Uncertain Times: From An Easy Life To A Skewed Norman Rockwell Outlook

A photoless vent.

Why is life so stressful? It seems like all my life things have been easy. And I really mean that. I've always known I'd have food on the table. I've always known there'd be a paycheck and if there wasn't; we had savings. I've always had someone sleeping next to me to warm my feet on and cry to. There was always something to look forward to; though that hasn't changed. I've always had somewhere warm to live. I've always loved or felt loved to one degree or another.

I have faith in myself that I will always be able to put food on the table, provide somewhere warm to live, work hard enough and I will always have something to look forward to. No matter how bad things get they will always get better. There is no one in my bed to warm my feet on or cry to now.

There is a tremendous feeling of guilt for me and for him, but also the knowing that it wouldn't be smart to keep going; and if we had we would've eventually hated each other. That is not something I ever want to happen. I want him to always be a part of my life and a friend. Just because we can't be married and are perfectly unsuitable as roomates, does not mean we can't be friends. He is the father of my children and there is a certain amount of love that goes with that. I can't brush aside ten years of my life and a relationship with someone that was more good than bad. It just wasn't the right good and the bad, was a sign of worse to come; I am fully confident in that. In fact, I have never been so sure of anything in my life. But being so sure about this one thing has turned my easy life upside-down. Things will be hard; they will get better.

Uncertainty is a venom in my veins that threatens to give me ulcers and cast me to the corner in lethargy out of mental exhaustion.

The calls have been made, the paperwork being completed, the plans taking shape, the making and mending of relationships and the new places to be and people to be with.

There is a little joy in uncertainty, but that is for the Norman Rockwell mind - at least the California-Cassie version. I have many thoughts in my mind of what I could be, how happy my children will be and how smart they are and will become... where will I be in five years? Hopefully somewhere close to the beach and most certainly somewhere creative and happy and perhaps with someone who wants those things, too.

I will always have a camera around my neck, an apron covered in clay, and two girls at my hip.

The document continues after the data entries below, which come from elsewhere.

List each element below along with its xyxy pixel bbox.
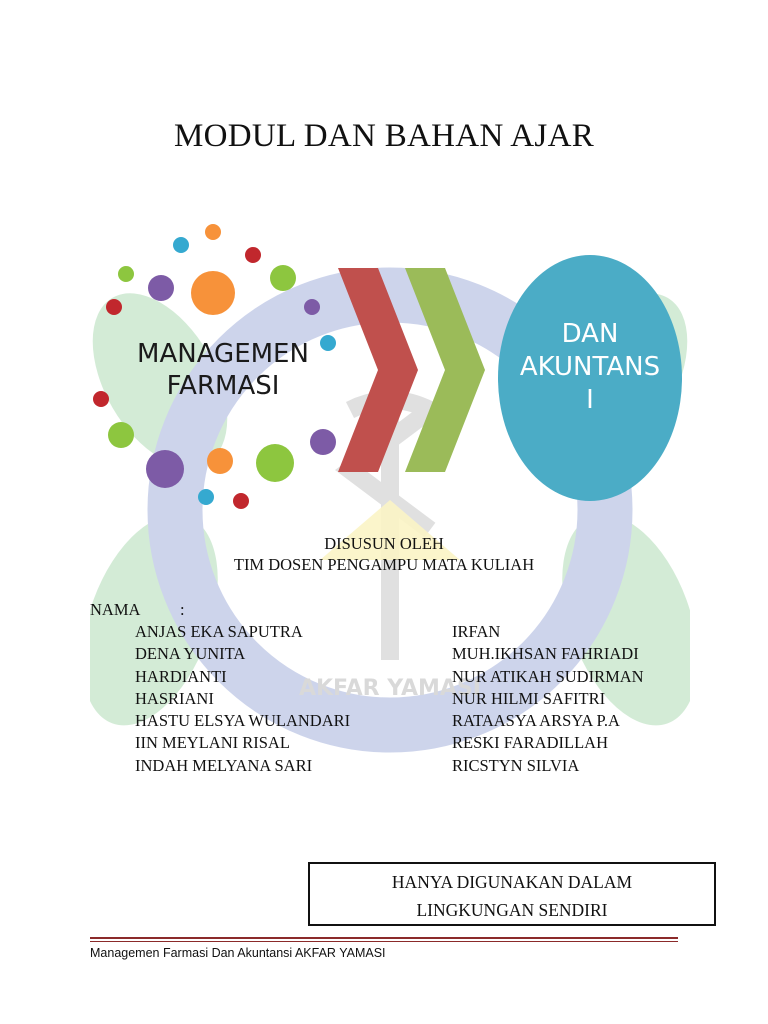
logo-left-text [128,338,318,402]
chevron-red [338,268,418,472]
circle-line2: AKUNTANS [519,352,661,382]
page-title: MODUL DAN BAHAN AJAR [173,118,595,154]
list-item: RATAASYA ARSYA P.A [452,711,620,731]
list-item: MUH.IKHSAN FAHRIADI [452,644,639,664]
logo-circle-text [500,318,680,417]
names-label-text: NAMA [90,600,141,619]
notice-box [308,862,716,926]
footer-rule-thin [90,941,678,942]
list-item: INDAH MELYANA SARI [135,755,313,775]
footer-rule [90,937,678,939]
circle-line1: DAN [561,319,619,349]
watermark-text: AKFAR YAMASI [298,676,482,701]
list-item: NUR ATIKAH SUDIRMAN [452,666,644,686]
list-item: IIN MEYLANI RISAL [135,733,290,753]
list-item: HASRIANI [135,688,214,708]
authored-line1: DISUSUN OLEH [324,534,444,553]
logo-left-line1: MANAGEMEN [137,339,309,369]
list-item: RESKI FARADILLAH [452,733,608,753]
names-label-colon: : [180,600,185,619]
list-item: IRFAN [452,622,501,641]
list-item: NUR HILMI SAFITRI [452,688,606,708]
logo-left-line2: FARMASI [166,371,280,401]
notice-line2: LINGKUNGAN SENDIRI [416,900,608,920]
list-item: HASTU ELSYA WULANDARI [135,711,351,731]
authored-line2: TIM DOSEN PENGAMPU MATA KULIAH [233,555,535,574]
list-item: ANJAS EKA SAPUTRA [135,622,303,641]
list-item: DENA YUNITA [135,644,246,664]
list-item: HARDIANTI [135,666,227,686]
list-item: RICSTYN SILVIA [452,755,580,775]
notice-line1: HANYA DIGUNAKAN DALAM [391,872,633,892]
names-right-column [452,621,644,777]
footer-text: Managemen Farmasi Dan Akuntansi AKFAR YAMASI [90,946,386,960]
names-label [90,600,185,620]
names-left-column [135,621,350,777]
circle-line3: I [586,385,594,415]
authored-by [0,533,768,575]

My eyes will always be green and I will never stop sending back my steaks when they are wrong. I will always love the ocean, the smell and the sand. I will always love Autumn in Wisconsin, the smell and the chill.

I am the same person I was. I'm just a bit wiser and quite a bit more cautious and less of an optimist than I once was; still impatient though and passionate and helpful.

Well that is my vent. I'm feeling sad, but better and relieved to some degree. I'm glad for everyone who has made me who I am or has taught me wonderful things or loved me unconditionally.